Trump has suddenly also become more problematic for the Republicans. On Sunday night,  Trump doubled down on his past antisemitism by sharing a Rosh Hashanah message that celebrated the Jewish New Year by accusing “liberal Jews” of voting to “destroy” America and Israel. 

Then, ​​today, Katherine Faulders, Mike Levine, and Alexander Mallin of ABC News reported that long-time Trump assistant Molly Michael told agents investigating Trump’s mishandling of classified documents that he wrote to-do lists for her on the back of documents with classified markings. 

Meanwhile, the administration continues to go about the daily work of governance. 

On Sunday, U.S. national security advisor Jake Sullivan met in Malta with China’s top diplomat to keep communications between the two countries open. Today, Secretary of State Antony Blinken met with Vice President Han Zheng of China on the sidelines of the United Nations General Assembly in New York. “The world expects us to responsibly manage our relationship,” Blinken said. “The United States is committed to doing just that.” 

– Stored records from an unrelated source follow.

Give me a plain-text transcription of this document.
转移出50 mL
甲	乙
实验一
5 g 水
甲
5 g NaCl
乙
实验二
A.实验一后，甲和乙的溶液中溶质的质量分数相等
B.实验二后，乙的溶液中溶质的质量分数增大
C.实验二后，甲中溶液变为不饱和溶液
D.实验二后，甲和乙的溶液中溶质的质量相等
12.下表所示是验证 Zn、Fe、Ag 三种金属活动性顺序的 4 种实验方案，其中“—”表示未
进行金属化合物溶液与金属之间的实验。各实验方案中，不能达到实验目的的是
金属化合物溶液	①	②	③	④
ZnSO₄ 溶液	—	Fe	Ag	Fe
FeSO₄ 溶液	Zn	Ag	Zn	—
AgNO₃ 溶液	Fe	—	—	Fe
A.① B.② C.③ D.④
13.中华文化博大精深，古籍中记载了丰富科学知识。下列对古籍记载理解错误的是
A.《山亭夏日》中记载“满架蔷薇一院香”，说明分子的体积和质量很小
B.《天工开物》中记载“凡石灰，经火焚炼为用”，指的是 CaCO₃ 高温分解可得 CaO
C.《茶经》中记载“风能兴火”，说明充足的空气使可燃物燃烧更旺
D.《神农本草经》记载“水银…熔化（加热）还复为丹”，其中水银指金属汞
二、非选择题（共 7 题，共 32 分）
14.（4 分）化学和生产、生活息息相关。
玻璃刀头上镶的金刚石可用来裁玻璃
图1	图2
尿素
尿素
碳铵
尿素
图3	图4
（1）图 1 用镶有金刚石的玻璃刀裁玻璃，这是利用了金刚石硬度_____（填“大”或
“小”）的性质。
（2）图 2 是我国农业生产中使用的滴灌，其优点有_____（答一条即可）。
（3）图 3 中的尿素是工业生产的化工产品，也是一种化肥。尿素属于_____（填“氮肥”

Also on the sidelines of the U.N. General Assembly today, 32 coastal Atlantic countries from Africa, Europe, North America, South America, and the Caribbean launched the Partnership for Atlantic Cooperation. This new multilateral forum echoes regional organizations the administration has backed elsewhere and seeks to establish a mechanism for implementing “a set of shared principles for the Atlantic region, such as a commitment to an open Atlantic free from interference, coercion, or aggressive action,” as well as coordinated plans for addressing issues including climate change. 

Finally, five Americans who have been imprisoned in Iran are home tonight, along with two of their spouses. In exchange, the U.S. freed five Iranian citizens who were imprisoned or were about to stand trial, although three of them declined to return to Iran (two have chosen to stay in the U.S., and another went to a third country). The Republic of Korea has released $6 billion of Iran’s money to Qatar for use for humanitarian aid to Iranian citizens suffering under the sanctions that prevent medicines and food from coming into the country. 

Brett McGurk, the National Security Council’s coordinator for the Middle East and North Africa, told the Washington Post’s Jason Rezaian that the funds had not previously been frozen; they were held up in South Korea because of that country’s own regulations. Under Trump, Iran spent heavily from similar accounts in China, Turkey, and India. Now that they are released, the funds will have more legal restrictions than they did when they were in South Korea. 

The Biden administration has prioritized bringing home wrongfully detained Americans. Today’s events bring the number of those the administration has brought home to 35.